The 98% confidence interval for the population of manual and automatic vehicles’ highway mileage indicates that manual vehicles tend to have improved performance over their automatic counterparts.
Email outreach efforts. (7.34, p. 284) A medical research group is recruiting people to complete short surveys about their medical history. For example, one survey asks for information on a person’s family history in regards to cancer. Another survey asks about what topics were discussed during the person’s last visit to a hospital. So far, as people sign up, they complete an average of just 4 surveys, and the standard deviation of the number of surveys is about 2.2. The research group wants to try a new interface that they think will encourage new enrollees to complete more surveys, where they will randomize each enrollee to either get the new interface or the current interface. How many new enrollees do they need for each interface to detect an effect size of 0.5 surveys per enrollee, if the desired power level is 80%?
alpha <- 0.05
siglvlz <- 1.96
z <- 0.842
stdev <- 2.2
eff_size <- 0.5
StdErr <- eff_size/(z + siglvlz)
sample <- ((2*stdev^2)/StdErr^2)
ceiling(sample)
## [1] 304
Work hours and education. The General Social Survey collects data on demographics, education, and work, among many other characteristics of US residents.47 Using ANOVA, we can consider educational attainment levels for all 1,172 respondents at once. Below are the distributions of hours worked by educational attainment and relevant summary statistics that will be helpful in carrying out this analysis.

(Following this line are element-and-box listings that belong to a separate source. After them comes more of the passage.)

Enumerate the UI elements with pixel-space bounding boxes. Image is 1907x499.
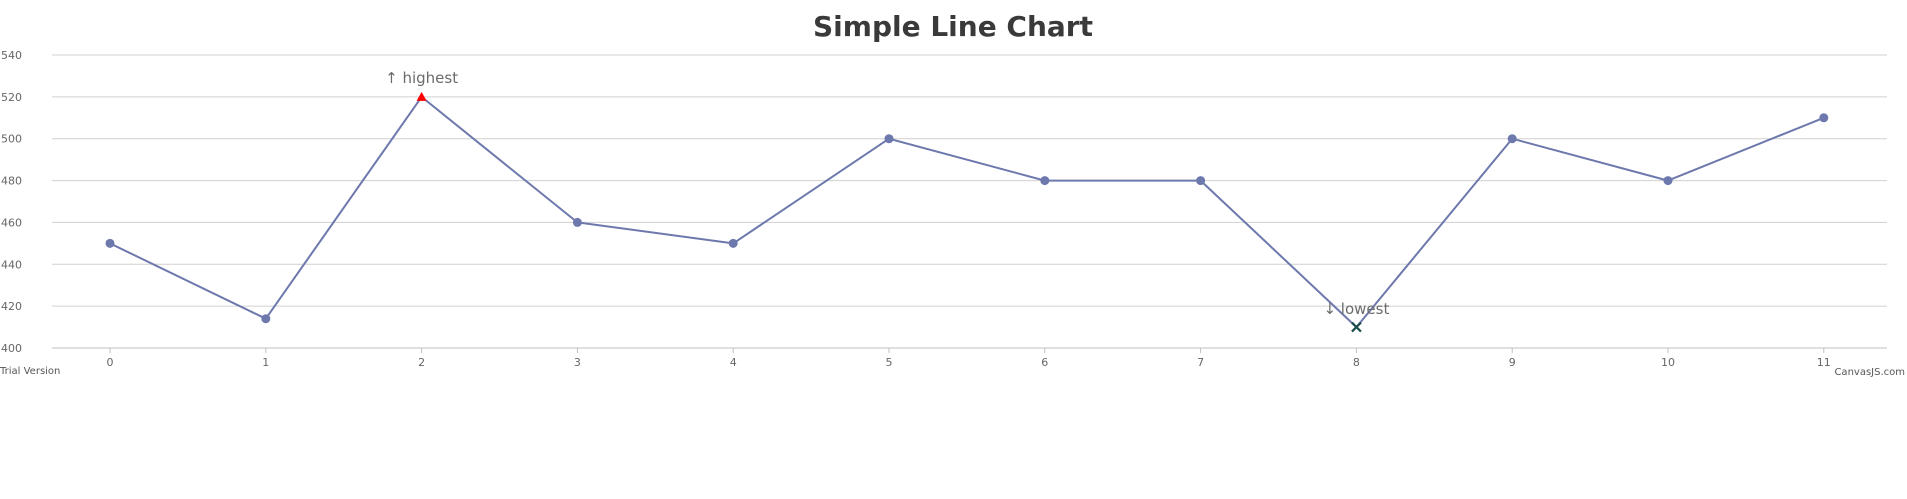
x-tick-label: 10	[1661, 356, 1675, 369]
data-point[interactable]	[1040, 176, 1050, 186]
y-tick-label: 480	[1, 175, 22, 188]
series-line	[109, 95, 1825, 329]
x-tick-label: 4	[730, 356, 737, 369]
y-axis: 400 420 440 460 480 500 520 540	[1, 49, 22, 355]
y-tick-label: 500	[1, 133, 22, 146]
data-point[interactable]	[1819, 113, 1829, 123]
data-point[interactable]	[728, 238, 738, 248]
x-tick-label: 3	[574, 356, 581, 369]
x-tick-label: 0	[107, 356, 114, 369]
data-point-highest[interactable]	[416, 91, 427, 101]
grid-lines	[52, 54, 1887, 349]
x-tick-label: 11	[1817, 356, 1831, 369]
data-point-group	[105, 91, 1829, 333]
series-line-group	[109, 95, 1825, 329]
annotation-highest: ↑ highest	[385, 69, 458, 87]
data-point[interactable]	[884, 134, 894, 144]
data-point[interactable]	[1507, 134, 1517, 144]
x-axis: 0 1 2 3 4 5 6 7 8 9 10 11	[107, 348, 1831, 369]
y-tick-label: 400	[1, 342, 22, 355]
data-point[interactable]	[261, 314, 271, 324]
chart-title: Simple Line Chart	[813, 10, 1093, 43]
data-point[interactable]	[105, 238, 115, 248]
y-tick-label: 540	[1, 49, 22, 62]
y-tick-label: 460	[1, 216, 22, 229]
y-tick-label: 520	[1, 91, 22, 104]
x-tick-label: 6	[1041, 356, 1048, 369]
annotation-group: ↑ highest ↓ lowest	[385, 69, 1389, 318]
data-point-lowest[interactable]	[1351, 321, 1362, 333]
x-tick-label: 5	[886, 356, 893, 369]
x-tick-label: 1	[262, 356, 269, 369]
x-tick-label: 7	[1197, 356, 1204, 369]
y-tick-label: 440	[1, 258, 22, 271]
x-tick-label: 9	[1509, 356, 1516, 369]
annotation-lowest: ↓ lowest	[1323, 300, 1389, 318]
data-point[interactable]	[1196, 176, 1206, 186]
data-point[interactable]	[1663, 176, 1673, 186]
y-tick-label: 420	[1, 300, 22, 313]
trial-version-label: Trial Version	[0, 366, 60, 377]
x-tick-label: 8	[1353, 356, 1360, 369]
x-tick-label: 2	[418, 356, 425, 369]
canvasjs-credit-link[interactable]: CanvasJS.com	[1834, 367, 1905, 378]
data-point[interactable]	[572, 217, 582, 227]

Null: The number of hours worked is consistent across all five employee types. Alternative: The number of hours work varies by education level.
The sample size is large, the data should be independent across each education level, and the distributions in each group should be near normal with help from the large sample size. The spreads are similar across each group as well.
p <- 0.0682
meansq_deg <- 501.54
sumsq_residual <- 267382
df_deg <- 5 - 1
df_residual <- 1172 - 1*5
df_tot <- 1172 - 1
sumsq_deg <- meansq_deg*df_deg
sumsq_tot <- sumsq_residual + sumsq_deg
meansq_residual <- sumsq_residual/df_residual
f_value <- meansq_deg/meansq_residual
col1 <- c("Degree", "Residuals", "Total")
col2 <- c(df_deg, df_residual, df_tot)
col3 <- c(sumsq_deg, sumsq_residual, sumsq_tot)
col4 <- c(meansq_deg, meansq_residual, "")
col5 <- c(f_value, "", "")
col6 <- c(p, "", "")
final_df <- data.frame(col1,col2,col3,col4,col5,col6)
colnames(final_df) <- c("", "Df", "Sum Sq", "Mean Sq", "F-value", "Pr(>F)")
final_df
The conclusion of this test is given by the p-value, Pr(>F) = 0.0682, which is greater than 0.05 (assuming significance level of 0.05). For that reason, the null hypothesis can not be rejected and it can not be concluded that hours worked varies by education level.